“Como é que se diz ‘vai em paz’ para uma pessoa que não tem água nem alimento?”. O questionamento, carregado de reflexão, é do padre Honório José de Siqueira, de 67 anos, da Paróquia São Francisco de Assis, em Teófilo Otoni. Muito mais do que um líder religioso, ele se tornou um agente de transformação social, ambiental e econômica para centenas de pequenos produtores rurais do Vale do Mucuri. Para ele, cuidar da vida é missão inegociável da Igreja. E por vida se entende solo fértil, nascente preservada, mata ciliar, segurança alimentar e comunidades fortes.
Sentado em uma cadeira de plástico, no topo de uma montanha, onde está construindo uma réplica da Porciúncula de São Francisco de Assis, o padre conversou com a reportagem de O TEMPO durante uma hora. De jeito simples e voz calma, que contrastam com a inquietude de quem está sempre em movimento, padre Honório relembra que, ao assumir a paróquia, em 2019, encontrou um cenário desanimador na comunidade.
“Vi pessoas morando na roça, mas indo para a cidade para trabalhar. Eu pensei: ‘Podemos fazer alguma coisa’. E assim começamos o primeiro trabalho de conscientização”, diz.
Sua proposta era mostrar a quem tinha um pedaço de terra que era possível produzir ali mesmo, garantir o sustento e ainda gerar renda. “O que falta ao agricultor é informação. O primeiro responsável por levar esse conhecimento é o poder público, que às vezes se omite. Quando a informação não chega, o agricultor pode errar sem perceber ou acabar passando necessidade, mesmo com oportunidades diante dos olhos”, alerta o religioso.
A partir daí, o padre se tornou ponte entre órgãos como Emater, IEF, Sebrae, prefeitura e lideranças comunitárias. Ele virou um articulador de ações de formação, assistência técnica e incentivo à agroecologia e à geração de renda no campo. Com seminários temáticos, oficinas práticas, dias de campo, excursões e acompanhamento contínuo, o projeto ganhou força e se expandiu para outros municípios do Vale do Mucuri. “Buscamos mostrar que a agricultura não deve se limitar à produção de grãos, mas sim oferecer alimentos de qualidade, sem se esquecer da preservação do solo, das nascentes e das florestas”, reforça.
Seis anos após o início do projeto, já é possível ver os frutos. São famílias que voltaram a produzir, jovens que decidiram permanecer no campo e agricultores que recuperaram nascentes, aumentaram a renda, diversificaram a produção e passaram a enxergar o futuro com esperança.
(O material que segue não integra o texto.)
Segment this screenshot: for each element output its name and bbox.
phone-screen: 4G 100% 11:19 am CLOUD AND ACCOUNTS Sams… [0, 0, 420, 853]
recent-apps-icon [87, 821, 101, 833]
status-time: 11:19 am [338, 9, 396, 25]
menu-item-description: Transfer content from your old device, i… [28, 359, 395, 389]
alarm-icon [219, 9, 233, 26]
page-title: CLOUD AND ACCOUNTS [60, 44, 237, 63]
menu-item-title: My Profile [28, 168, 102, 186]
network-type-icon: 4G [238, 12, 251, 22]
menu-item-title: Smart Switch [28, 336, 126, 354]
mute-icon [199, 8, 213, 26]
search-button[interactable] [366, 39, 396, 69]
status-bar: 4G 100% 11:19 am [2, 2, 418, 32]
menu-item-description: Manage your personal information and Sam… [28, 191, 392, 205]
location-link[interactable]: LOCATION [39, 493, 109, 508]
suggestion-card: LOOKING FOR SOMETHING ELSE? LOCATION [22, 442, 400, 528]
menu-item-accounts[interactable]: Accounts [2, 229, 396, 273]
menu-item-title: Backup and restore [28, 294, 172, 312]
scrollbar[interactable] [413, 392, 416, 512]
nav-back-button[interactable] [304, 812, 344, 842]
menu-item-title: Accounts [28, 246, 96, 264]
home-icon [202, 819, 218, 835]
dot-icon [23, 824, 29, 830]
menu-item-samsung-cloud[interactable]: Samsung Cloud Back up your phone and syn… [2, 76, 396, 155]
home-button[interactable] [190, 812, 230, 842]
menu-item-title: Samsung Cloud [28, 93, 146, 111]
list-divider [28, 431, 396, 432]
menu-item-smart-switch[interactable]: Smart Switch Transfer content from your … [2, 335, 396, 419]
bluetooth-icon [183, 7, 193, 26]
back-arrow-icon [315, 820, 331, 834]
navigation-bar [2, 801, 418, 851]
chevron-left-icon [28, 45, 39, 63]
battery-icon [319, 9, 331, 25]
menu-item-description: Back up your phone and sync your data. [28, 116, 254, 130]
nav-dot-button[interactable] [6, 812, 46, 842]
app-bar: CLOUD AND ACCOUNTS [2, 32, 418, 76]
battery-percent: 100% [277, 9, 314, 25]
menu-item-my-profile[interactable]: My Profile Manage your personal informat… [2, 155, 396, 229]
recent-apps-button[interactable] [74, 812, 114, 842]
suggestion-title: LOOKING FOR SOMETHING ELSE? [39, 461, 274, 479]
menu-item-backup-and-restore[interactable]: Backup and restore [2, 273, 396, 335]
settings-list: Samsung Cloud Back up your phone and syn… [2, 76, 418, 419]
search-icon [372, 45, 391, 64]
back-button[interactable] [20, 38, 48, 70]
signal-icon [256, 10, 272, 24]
Natural de Mantenópolis, no Espírito Santo, padre Honório carrega a paixão pela agricultura desde a infância. “Eu sou da roça. A minha família vivia da agricultura familiar. A prioridade era produzir para o sustento e vender o excedente. Passei minha infância e parte da juventude nesse ambiente”, recorda.
Quando ingressou no seminário, levou consigo essa vivência e nunca mais se afastou dela. Mesmo nas cidades, cultivava hortas, criava espaços de reconexão com a terra e, já como sacerdote, pregava que a missão da Igreja também tinha que passar pelo cuidado com a casa comum.
Essa convicção se fortaleceu ao longo dos anos em diferentes paróquias por onde passou, sempre com ações voltadas ao fortalecimento da agricultura familiar, reflorestamento, turismo rural, associativismo e diversificação produtiva. A pastoral de padre Honório sempre olhou para além dos muros da Igreja. “Precisamos entender que só vamos mudar a realidade se mudarmos a mentalidade. O nosso trabalho é este: levar informação. E compreender que não existe vida sem água”, conclui padre Honório.